Sage Curry-Wynne ‘23
Judicial Processes Then and Now: Reed’s Judicial Board In Context
My project centers around Reed’s Judicial Board. Utilizing my background as a returning member of the Judicial Board, I seek to engage in an analysis of the history of the Board’s role in the community, as well as a comparative analysis between Reed and other colleges. Reed’s judicial process is unique in the prominent role it grants to students, as well as its consideration of the Honor Principle as a standard of conduct. Still, there is currently a lack of institutional knowledge contextualizing the history of the Judicial Board and how it varies from the processes of other institutions. Conversations about the definition of the Honor Principle and the role of the Judicial Board within the community remain ongoing, and I hope to provide knowledge which will aid community members in these discussions. My research will consist of archival research, policy analysis, and interviews with current and former Reedies, as well as students and staff involved in judicial processes at other institutions. The output of this project would be a handbook of research and a series of training slides which recontextualize honor and policy at Reed.
Sarvodaya Singh ‘24
Portland, Metro and the UGB: looking at Portland’s urban development through a photographic lens
There are only three states in America that have explicit limits beyond which urban development stops: Oregon, Washington and Tennessee. In Portland, Oregon, the Urban Growth Boundary (UGB) imposed by the city’s governing body, Metro, imposes a border beyond which there is only access to farms and nature. Introduced in 1979, the Portland UGB has served as an economic barrier between the concrete fueled economic agglomeration of downtown Portland and the generationally passed down, family owned farms that are just a thirty minute drive away. I am aiming to truly understand the Urban Growth Boundary, the reasons for its continued existence, and the political, social, and cultural implications of a landmark economic decision.
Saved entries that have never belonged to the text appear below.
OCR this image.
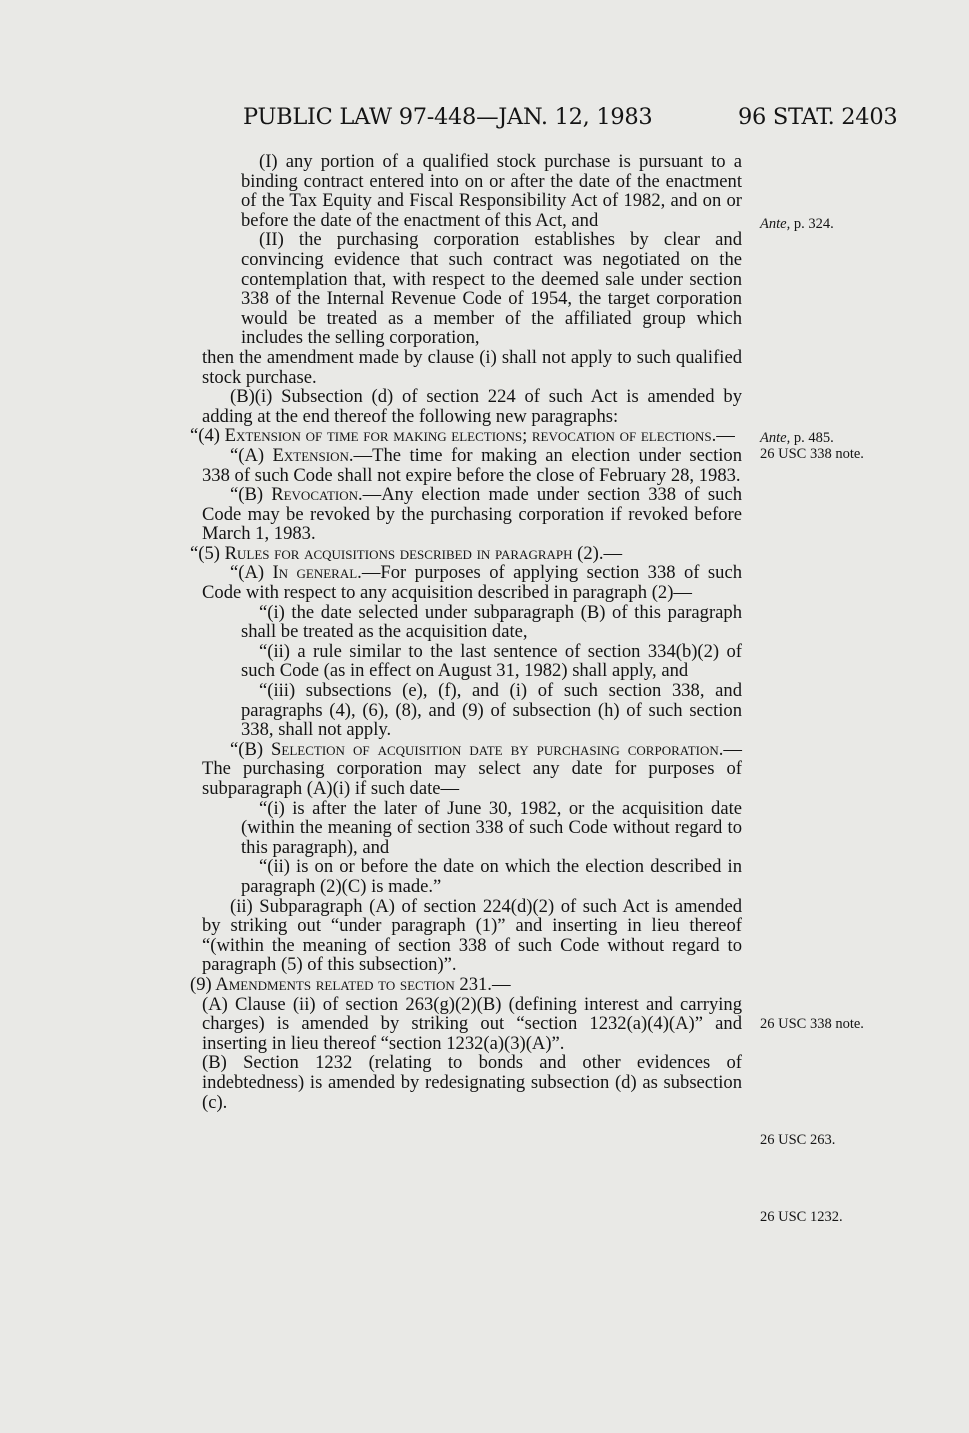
PUBLIC LAW 97-448—JAN. 12, 1983	96 STAT. 2403
Ante, p. 324.
Ante, p. 485.
26 USC 338 note.
26 USC 338 note.
26 USC 263.
26 USC 1232.

(I) any portion of a qualified stock purchase is pursuant to a binding contract entered into on or after the date of the enactment of the Tax Equity and Fiscal Responsibility Act of 1982, and on or before the date of the enactment of this Act, and

(II) the purchasing corporation establishes by clear and convincing evidence that such contract was negotiated on the contemplation that, with respect to the deemed sale under section 338 of the Internal Revenue Code of 1954, the target corporation would be treated as a member of the affiliated group which includes the selling corporation,

then the amendment made by clause (i) shall not apply to such qualified stock purchase.

(B)(i) Subsection (d) of section 224 of such Act is amended by adding at the end thereof the following new paragraphs:

“(4) Extension of time for making elections; revocation of elections.—

“(A) Extension.—The time for making an election under section 338 of such Code shall not expire before the close of February 28, 1983.

“(B) Revocation.—Any election made under section 338 of such Code may be revoked by the purchasing corporation if revoked before March 1, 1983.

“(5) Rules for acquisitions described in paragraph (2).—

“(A) In general.—For purposes of applying section 338 of such Code with respect to any acquisition described in paragraph (2)—

“(i) the date selected under subparagraph (B) of this paragraph shall be treated as the acquisition date,

“(ii) a rule similar to the last sentence of section 334(b)(2) of such Code (as in effect on August 31, 1982) shall apply, and

“(iii) subsections (e), (f), and (i) of such section 338, and paragraphs (4), (6), (8), and (9) of subsection (h) of such section 338, shall not apply.

“(B) Selection of acquisition date by purchasing corporation.—The purchasing corporation may select any date for purposes of subparagraph (A)(i) if such date—

“(i) is after the later of June 30, 1982, or the acquisition date (within the meaning of section 338 of such Code without regard to this paragraph), and

“(ii) is on or before the date on which the election described in paragraph (2)(C) is made.”

(ii) Subparagraph (A) of section 224(d)(2) of such Act is amended by striking out “under paragraph (1)” and inserting in lieu thereof “(within the meaning of section 338 of such Code without regard to paragraph (5) of this subsection)”.

(9) Amendments related to section 231.—

(A) Clause (ii) of section 263(g)(2)(B) (defining interest and carrying charges) is amended by striking out “section 1232(a)(4)(A)” and inserting in lieu thereof “section 1232(a)(3)(A)”.

(B) Section 1232 (relating to bonds and other evidences of indebtedness) is amended by redesignating subsection (d) as subsection (c).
To do this, I will be working over a span of ten weeks to put together a visual exhibition that expresses Portland’s urban development, shows the separation between the groups of people that the development has inadvertently brought about, and determines whether explicitly curbing development has benefits that outweigh its negative externalities. A majority of my research will be expressed through photographs and data visualizations of modern day Portland compared to Portland in the 1970s, alongside a series of images of individuals on either side of the Urban growth boundary—all composed with the intention of expressing Portland’s urban-agrarian duality in the best way I know how: through the lens of my camera.